“—but I’ve seen ’em thick as milk in some rivers,” said Ridcully. “Fightin’ to get ahead. The whole river just a mass of silver.”
“Fine, fine,” said the Senior Wrangler. “What’d they do that for?”
“Well…it’s all to do with breeding.”
“Disgusting. And to think we have to drink water,” said the Senior Wrangler.
“Right, we’re in the open now, this is where we outflank ’em,” said Ridcully. “We’ll just aim for a clear space and—”
“I don’t think so,” said the Lecturer in Recent Runes.
Every direction was filled with an advancing, grinding, fighting wall of trolleys.
“They’re coming to get us! They’re coming to get us!” wailed the Bursar. The Dean snatched his staff.
“Hey, that’s mine!”
The Dean pushed him away and blew off the wheels of a leading trolley.
“That’s my staff!”
The wizards stood back to back in a narrowing ring of metal.
“They’re not right for this city,” said the Lecturer in Recent Runes.
“I know what you mean,” said Ridcully. “Alien.”
“I suppose no one’s got a flying spell on them today?” the Senior Wrangler inquired.
The Dean took aim again and melted a basket.
“That’s my staff you’re using, you know.”
“Shut up, Bursar,” said the Archchancellor. “And, Dean, you’re getting nowhere picking them off one by one like that. Okay, lads? We want to do them all as much damage as possible. Remember—wild, uncontrolled bursts…”
The trolleys advanced.
OW. OW.
Miss Flitworth staggered through the wet, rattling gloom. Hailstones crunched underfoot. Thunder cannonaded around the sky.
“They sting, don’t they,” she said.
THEY ECHO.
Bill Door fielded a stook as it was blown past, and stacked it with the others. Miss Flitworth scuttled past him, bent double under a load of corn.* The two of them worked steadily, criss-crossing the field in the teeth of the storm to snatch up the harvest before the wind and hail stole it away. Lightning flickered around the sky. It wasn’t a normal storm. It was war.

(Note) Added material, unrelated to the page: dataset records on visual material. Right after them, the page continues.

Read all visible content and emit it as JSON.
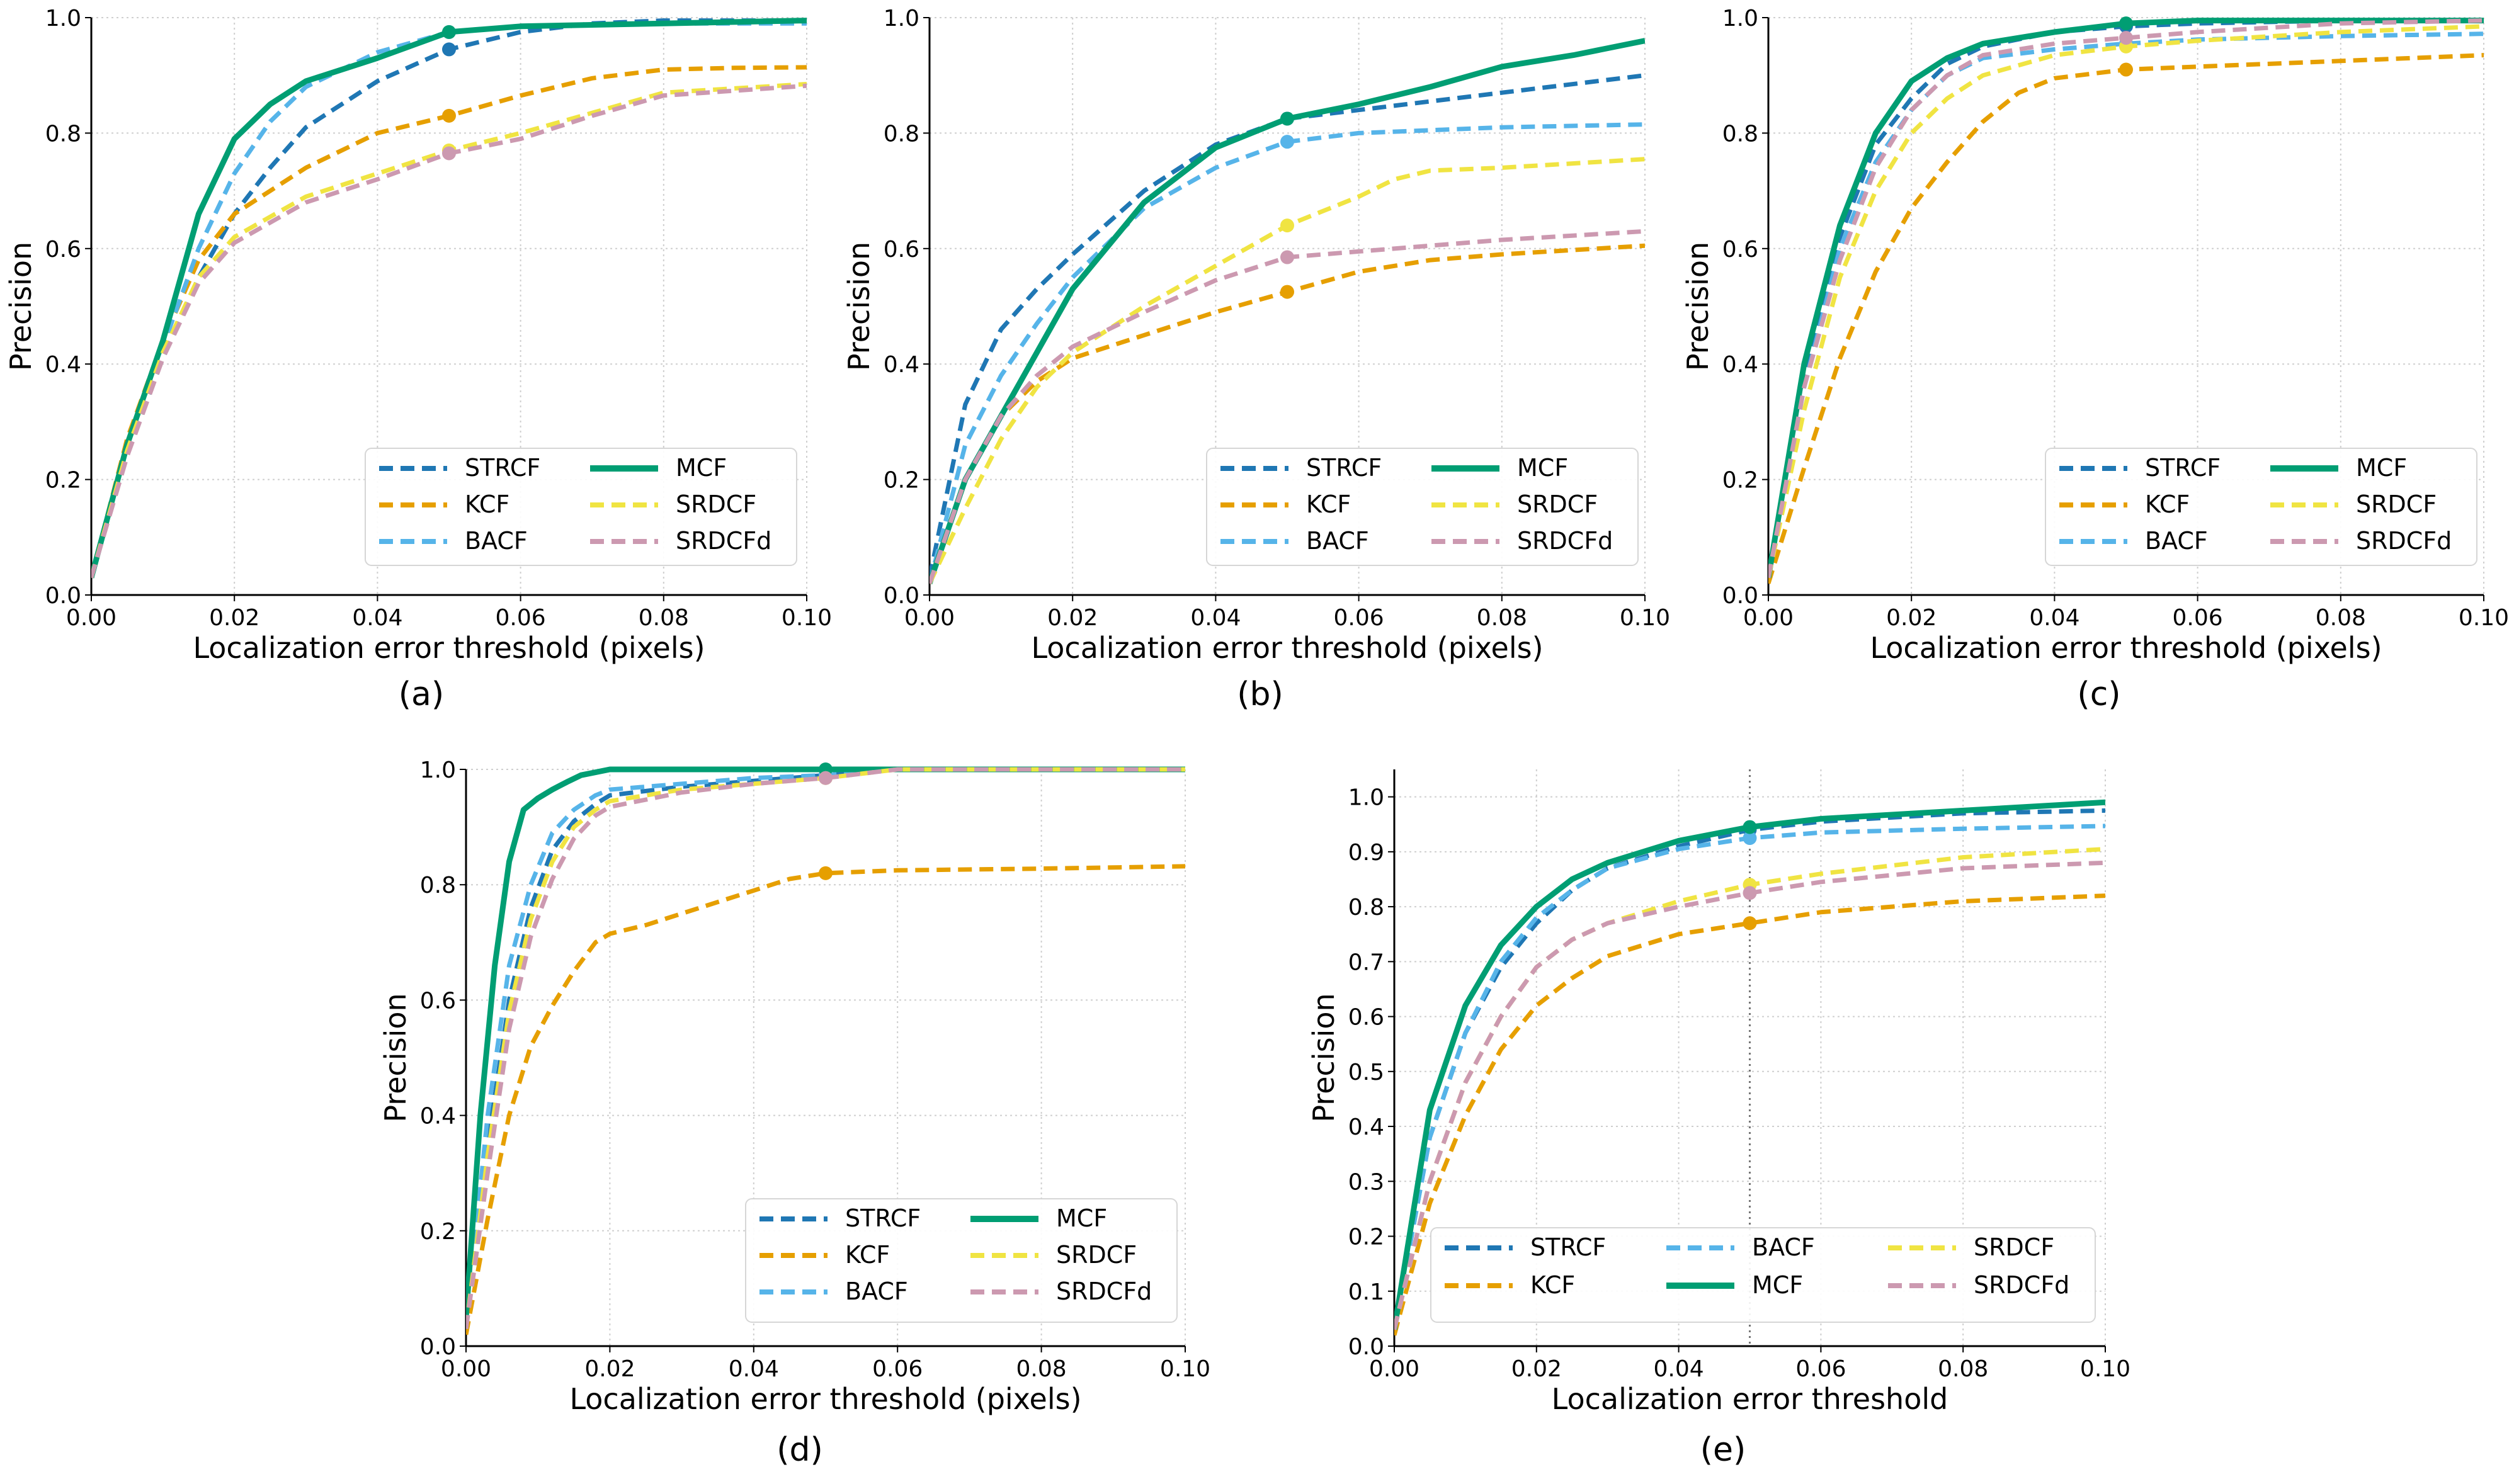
{
  "colors": {
    "STRCF": "#1f77b4",
    "KCF": "#e69f00",
    "BACF": "#56b4e9",
    "MCF": "#009e73",
    "SRDCF": "#f0e442",
    "SRDCFd": "#cc99b0"
  },
  "chart_data": [
    {
      "id": "a",
      "type": "line",
      "caption": "(a)",
      "xlabel": "Localization error threshold (pixels)",
      "ylabel": "Precision",
      "xlim": [
        0,
        0.1
      ],
      "ylim": [
        0,
        1
      ],
      "xticks": [
        "0.00",
        "0.02",
        "0.04",
        "0.06",
        "0.08",
        "0.10"
      ],
      "yticks": [
        "0.0",
        "0.2",
        "0.4",
        "0.6",
        "0.8",
        "1.0"
      ],
      "marker_x": 0.05,
      "legend_position": "lower-right",
      "series": [
        {
          "name": "STRCF",
          "x": [
            0,
            0.005,
            0.01,
            0.015,
            0.02,
            0.025,
            0.03,
            0.04,
            0.05,
            0.06,
            0.07,
            0.08,
            0.1
          ],
          "y": [
            0.03,
            0.25,
            0.41,
            0.55,
            0.66,
            0.74,
            0.81,
            0.89,
            0.945,
            0.975,
            0.99,
            0.995,
            0.995
          ]
        },
        {
          "name": "KCF",
          "x": [
            0,
            0.005,
            0.01,
            0.015,
            0.02,
            0.03,
            0.04,
            0.05,
            0.06,
            0.07,
            0.08,
            0.09,
            0.1
          ],
          "y": [
            0.03,
            0.27,
            0.44,
            0.58,
            0.66,
            0.74,
            0.8,
            0.83,
            0.865,
            0.895,
            0.91,
            0.913,
            0.914
          ]
        },
        {
          "name": "BACF",
          "x": [
            0,
            0.005,
            0.01,
            0.015,
            0.02,
            0.025,
            0.03,
            0.04,
            0.05,
            0.06,
            0.08,
            0.1
          ],
          "y": [
            0.03,
            0.25,
            0.43,
            0.6,
            0.73,
            0.82,
            0.88,
            0.94,
            0.975,
            0.985,
            0.99,
            0.99
          ]
        },
        {
          "name": "MCF",
          "x": [
            0,
            0.005,
            0.01,
            0.015,
            0.02,
            0.025,
            0.03,
            0.04,
            0.05,
            0.06,
            0.08,
            0.1
          ],
          "y": [
            0.03,
            0.26,
            0.44,
            0.66,
            0.79,
            0.85,
            0.89,
            0.93,
            0.975,
            0.985,
            0.99,
            0.995
          ]
        },
        {
          "name": "SRDCF",
          "x": [
            0,
            0.005,
            0.01,
            0.015,
            0.02,
            0.03,
            0.04,
            0.05,
            0.06,
            0.07,
            0.08,
            0.1
          ],
          "y": [
            0.03,
            0.25,
            0.42,
            0.55,
            0.62,
            0.69,
            0.73,
            0.77,
            0.8,
            0.835,
            0.87,
            0.885
          ]
        },
        {
          "name": "SRDCFd",
          "x": [
            0,
            0.005,
            0.01,
            0.015,
            0.02,
            0.03,
            0.04,
            0.05,
            0.06,
            0.07,
            0.08,
            0.1
          ],
          "y": [
            0.03,
            0.24,
            0.41,
            0.54,
            0.61,
            0.68,
            0.72,
            0.765,
            0.79,
            0.83,
            0.865,
            0.882
          ]
        }
      ]
    },
    {
      "id": "b",
      "type": "line",
      "caption": "(b)",
      "xlabel": "Localization error threshold (pixels)",
      "ylabel": "Precision",
      "xlim": [
        0,
        0.1
      ],
      "ylim": [
        0,
        1
      ],
      "xticks": [
        "0.00",
        "0.02",
        "0.04",
        "0.06",
        "0.08",
        "0.10"
      ],
      "yticks": [
        "0.0",
        "0.2",
        "0.4",
        "0.6",
        "0.8",
        "1.0"
      ],
      "marker_x": 0.05,
      "legend_position": "lower-right",
      "series": [
        {
          "name": "STRCF",
          "x": [
            0,
            0.005,
            0.01,
            0.015,
            0.02,
            0.03,
            0.04,
            0.05,
            0.06,
            0.07,
            0.08,
            0.1
          ],
          "y": [
            0.03,
            0.33,
            0.46,
            0.53,
            0.59,
            0.7,
            0.78,
            0.825,
            0.84,
            0.855,
            0.87,
            0.9
          ]
        },
        {
          "name": "KCF",
          "x": [
            0,
            0.005,
            0.01,
            0.015,
            0.02,
            0.03,
            0.04,
            0.05,
            0.06,
            0.07,
            0.08,
            0.1
          ],
          "y": [
            0.02,
            0.2,
            0.31,
            0.37,
            0.41,
            0.45,
            0.49,
            0.525,
            0.56,
            0.58,
            0.59,
            0.605
          ]
        },
        {
          "name": "BACF",
          "x": [
            0,
            0.005,
            0.01,
            0.015,
            0.02,
            0.03,
            0.04,
            0.05,
            0.06,
            0.07,
            0.08,
            0.1
          ],
          "y": [
            0.02,
            0.26,
            0.38,
            0.47,
            0.55,
            0.67,
            0.74,
            0.785,
            0.8,
            0.805,
            0.81,
            0.815
          ]
        },
        {
          "name": "MCF",
          "x": [
            0,
            0.005,
            0.01,
            0.015,
            0.02,
            0.03,
            0.04,
            0.05,
            0.06,
            0.07,
            0.08,
            0.09,
            0.1
          ],
          "y": [
            0.02,
            0.2,
            0.31,
            0.42,
            0.53,
            0.68,
            0.775,
            0.825,
            0.85,
            0.88,
            0.915,
            0.935,
            0.96
          ]
        },
        {
          "name": "SRDCF",
          "x": [
            0,
            0.005,
            0.01,
            0.015,
            0.02,
            0.03,
            0.04,
            0.05,
            0.06,
            0.065,
            0.07,
            0.08,
            0.1
          ],
          "y": [
            0.02,
            0.15,
            0.27,
            0.36,
            0.42,
            0.5,
            0.57,
            0.64,
            0.69,
            0.72,
            0.735,
            0.74,
            0.755
          ]
        },
        {
          "name": "SRDCFd",
          "x": [
            0,
            0.005,
            0.01,
            0.015,
            0.02,
            0.03,
            0.04,
            0.05,
            0.06,
            0.07,
            0.08,
            0.1
          ],
          "y": [
            0.02,
            0.2,
            0.31,
            0.38,
            0.43,
            0.49,
            0.545,
            0.585,
            0.595,
            0.605,
            0.615,
            0.63
          ]
        }
      ]
    },
    {
      "id": "c",
      "type": "line",
      "caption": "(c)",
      "xlabel": "Localization error threshold (pixels)",
      "ylabel": "Precision",
      "xlim": [
        0,
        0.1
      ],
      "ylim": [
        0,
        1
      ],
      "xticks": [
        "0.00",
        "0.02",
        "0.04",
        "0.06",
        "0.08",
        "0.10"
      ],
      "yticks": [
        "0.0",
        "0.2",
        "0.4",
        "0.6",
        "0.8",
        "1.0"
      ],
      "marker_x": 0.05,
      "legend_position": "lower-right",
      "series": [
        {
          "name": "STRCF",
          "x": [
            0,
            0.005,
            0.01,
            0.015,
            0.02,
            0.025,
            0.03,
            0.04,
            0.05,
            0.06,
            0.08,
            0.1
          ],
          "y": [
            0.03,
            0.38,
            0.62,
            0.78,
            0.86,
            0.92,
            0.95,
            0.975,
            0.985,
            0.99,
            0.995,
            0.995
          ]
        },
        {
          "name": "KCF",
          "x": [
            0,
            0.005,
            0.01,
            0.015,
            0.02,
            0.025,
            0.03,
            0.035,
            0.04,
            0.05,
            0.06,
            0.08,
            0.1
          ],
          "y": [
            0.02,
            0.22,
            0.41,
            0.56,
            0.67,
            0.75,
            0.82,
            0.87,
            0.895,
            0.91,
            0.915,
            0.925,
            0.935
          ]
        },
        {
          "name": "BACF",
          "x": [
            0,
            0.005,
            0.01,
            0.015,
            0.02,
            0.025,
            0.03,
            0.04,
            0.05,
            0.06,
            0.08,
            0.1
          ],
          "y": [
            0.03,
            0.36,
            0.6,
            0.75,
            0.84,
            0.9,
            0.93,
            0.945,
            0.955,
            0.962,
            0.968,
            0.972
          ]
        },
        {
          "name": "MCF",
          "x": [
            0,
            0.005,
            0.01,
            0.015,
            0.02,
            0.025,
            0.03,
            0.04,
            0.05,
            0.06,
            0.08,
            0.1
          ],
          "y": [
            0.03,
            0.4,
            0.64,
            0.8,
            0.89,
            0.93,
            0.955,
            0.975,
            0.99,
            0.995,
            0.995,
            0.995
          ]
        },
        {
          "name": "SRDCF",
          "x": [
            0,
            0.005,
            0.01,
            0.015,
            0.02,
            0.025,
            0.03,
            0.04,
            0.05,
            0.06,
            0.08,
            0.1
          ],
          "y": [
            0.03,
            0.32,
            0.55,
            0.7,
            0.8,
            0.86,
            0.9,
            0.935,
            0.95,
            0.96,
            0.975,
            0.985
          ]
        },
        {
          "name": "SRDCFd",
          "x": [
            0,
            0.005,
            0.01,
            0.015,
            0.02,
            0.025,
            0.03,
            0.04,
            0.05,
            0.06,
            0.08,
            0.1
          ],
          "y": [
            0.03,
            0.36,
            0.58,
            0.74,
            0.84,
            0.9,
            0.935,
            0.955,
            0.965,
            0.975,
            0.99,
            0.995
          ]
        }
      ]
    },
    {
      "id": "d",
      "type": "line",
      "caption": "(d)",
      "xlabel": "Localization error threshold (pixels)",
      "ylabel": "Precision",
      "xlim": [
        0,
        0.1
      ],
      "ylim": [
        0,
        1
      ],
      "xticks": [
        "0.00",
        "0.02",
        "0.04",
        "0.06",
        "0.08",
        "0.10"
      ],
      "yticks": [
        "0.0",
        "0.2",
        "0.4",
        "0.6",
        "0.8",
        "1.0"
      ],
      "marker_x": 0.05,
      "legend_position": "lower-right",
      "series": [
        {
          "name": "STRCF",
          "x": [
            0,
            0.003,
            0.006,
            0.009,
            0.012,
            0.015,
            0.018,
            0.02,
            0.03,
            0.04,
            0.05,
            0.06,
            0.1
          ],
          "y": [
            0.03,
            0.35,
            0.6,
            0.76,
            0.86,
            0.91,
            0.94,
            0.955,
            0.97,
            0.98,
            0.99,
            1.0,
            1.0
          ]
        },
        {
          "name": "KCF",
          "x": [
            0,
            0.003,
            0.006,
            0.009,
            0.012,
            0.015,
            0.018,
            0.02,
            0.025,
            0.03,
            0.035,
            0.04,
            0.045,
            0.05,
            0.06,
            0.08,
            0.1
          ],
          "y": [
            0.02,
            0.22,
            0.4,
            0.52,
            0.59,
            0.65,
            0.7,
            0.715,
            0.73,
            0.75,
            0.77,
            0.79,
            0.81,
            0.82,
            0.825,
            0.828,
            0.832
          ]
        },
        {
          "name": "BACF",
          "x": [
            0,
            0.003,
            0.006,
            0.009,
            0.012,
            0.015,
            0.018,
            0.02,
            0.03,
            0.04,
            0.05,
            0.06,
            0.1
          ],
          "y": [
            0.03,
            0.4,
            0.66,
            0.8,
            0.89,
            0.93,
            0.955,
            0.965,
            0.975,
            0.985,
            0.99,
            1.0,
            1.0
          ]
        },
        {
          "name": "MCF",
          "x": [
            0,
            0.002,
            0.004,
            0.006,
            0.008,
            0.01,
            0.012,
            0.014,
            0.016,
            0.018,
            0.02,
            0.03,
            0.05,
            0.1
          ],
          "y": [
            0.05,
            0.4,
            0.66,
            0.84,
            0.93,
            0.95,
            0.965,
            0.978,
            0.99,
            0.995,
            1.0,
            1.0,
            1.0,
            1.0
          ]
        },
        {
          "name": "SRDCF",
          "x": [
            0,
            0.003,
            0.006,
            0.009,
            0.012,
            0.015,
            0.018,
            0.02,
            0.03,
            0.04,
            0.05,
            0.06,
            0.1
          ],
          "y": [
            0.03,
            0.33,
            0.58,
            0.74,
            0.84,
            0.9,
            0.93,
            0.945,
            0.965,
            0.975,
            0.985,
            1.0,
            1.0
          ]
        },
        {
          "name": "SRDCFd",
          "x": [
            0,
            0.003,
            0.006,
            0.009,
            0.012,
            0.015,
            0.018,
            0.02,
            0.03,
            0.04,
            0.05,
            0.06,
            0.1
          ],
          "y": [
            0.03,
            0.3,
            0.55,
            0.71,
            0.81,
            0.88,
            0.92,
            0.935,
            0.96,
            0.975,
            0.985,
            1.0,
            1.0
          ]
        }
      ]
    },
    {
      "id": "e",
      "type": "line",
      "caption": "(e)",
      "xlabel": "Localization error threshold",
      "ylabel": "Precision",
      "xlim": [
        0,
        0.1
      ],
      "ylim": [
        0,
        1.05
      ],
      "xticks": [
        "0.00",
        "0.02",
        "0.04",
        "0.06",
        "0.08",
        "0.10"
      ],
      "yticks": [
        "0.0",
        "0.1",
        "0.2",
        "0.3",
        "0.4",
        "0.5",
        "0.6",
        "0.7",
        "0.8",
        "0.9",
        "1.0"
      ],
      "marker_x": 0.05,
      "marker_vline": true,
      "legend_position": "lower-right",
      "series": [
        {
          "name": "STRCF",
          "x": [
            0,
            0.005,
            0.01,
            0.015,
            0.02,
            0.025,
            0.03,
            0.04,
            0.05,
            0.06,
            0.08,
            0.1
          ],
          "y": [
            0.03,
            0.38,
            0.57,
            0.69,
            0.77,
            0.83,
            0.87,
            0.91,
            0.94,
            0.955,
            0.97,
            0.975
          ]
        },
        {
          "name": "KCF",
          "x": [
            0,
            0.005,
            0.01,
            0.015,
            0.02,
            0.025,
            0.03,
            0.04,
            0.05,
            0.06,
            0.08,
            0.1
          ],
          "y": [
            0.02,
            0.26,
            0.42,
            0.54,
            0.62,
            0.67,
            0.71,
            0.75,
            0.77,
            0.79,
            0.81,
            0.82
          ]
        },
        {
          "name": "BACF",
          "x": [
            0,
            0.005,
            0.01,
            0.015,
            0.02,
            0.025,
            0.03,
            0.04,
            0.05,
            0.06,
            0.08,
            0.1
          ],
          "y": [
            0.03,
            0.38,
            0.57,
            0.7,
            0.78,
            0.83,
            0.87,
            0.905,
            0.925,
            0.935,
            0.942,
            0.947
          ]
        },
        {
          "name": "MCF",
          "x": [
            0,
            0.005,
            0.01,
            0.015,
            0.02,
            0.025,
            0.03,
            0.04,
            0.05,
            0.06,
            0.08,
            0.1
          ],
          "y": [
            0.03,
            0.43,
            0.62,
            0.73,
            0.8,
            0.85,
            0.88,
            0.92,
            0.945,
            0.96,
            0.975,
            0.99
          ]
        },
        {
          "name": "SRDCF",
          "x": [
            0,
            0.005,
            0.01,
            0.015,
            0.02,
            0.025,
            0.03,
            0.04,
            0.05,
            0.06,
            0.08,
            0.1
          ],
          "y": [
            0.03,
            0.3,
            0.48,
            0.6,
            0.69,
            0.74,
            0.77,
            0.81,
            0.84,
            0.86,
            0.89,
            0.905
          ]
        },
        {
          "name": "SRDCFd",
          "x": [
            0,
            0.005,
            0.01,
            0.015,
            0.02,
            0.025,
            0.03,
            0.04,
            0.05,
            0.06,
            0.08,
            0.1
          ],
          "y": [
            0.03,
            0.3,
            0.48,
            0.6,
            0.69,
            0.74,
            0.77,
            0.8,
            0.825,
            0.845,
            0.87,
            0.88
          ]
        }
      ]
    }
  ]
}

“It’s going to pour with rain in a minute,” screamed Miss Flitworth, above the noise. “We’ll never get it down to the barn! Go and fetch a tarpaulin or something! That’ll do for tonight!”
Bill Door nodded, and ran through the squelching darkness toward the farm buildings. Lightning was striking so many times around the fields that the air itself was sizzling, and corona danced along the top of the hedge.
And there was Death.
He saw it looming ahead of him, a crouched skeletal shape poised to spring, its robe flapping and rattling behind it in the wind.
Tightness gripped him, trying to force him to run while at the same time rooting him to the spot. It invaded his mind and froze there, blocking all thought save for the innermost, tiny voice which said, quite calmly: SO THIS IS TERROR.
Then Death vanished as the lightning glow faded, reappeared as a fresh arc was struck on the next hill.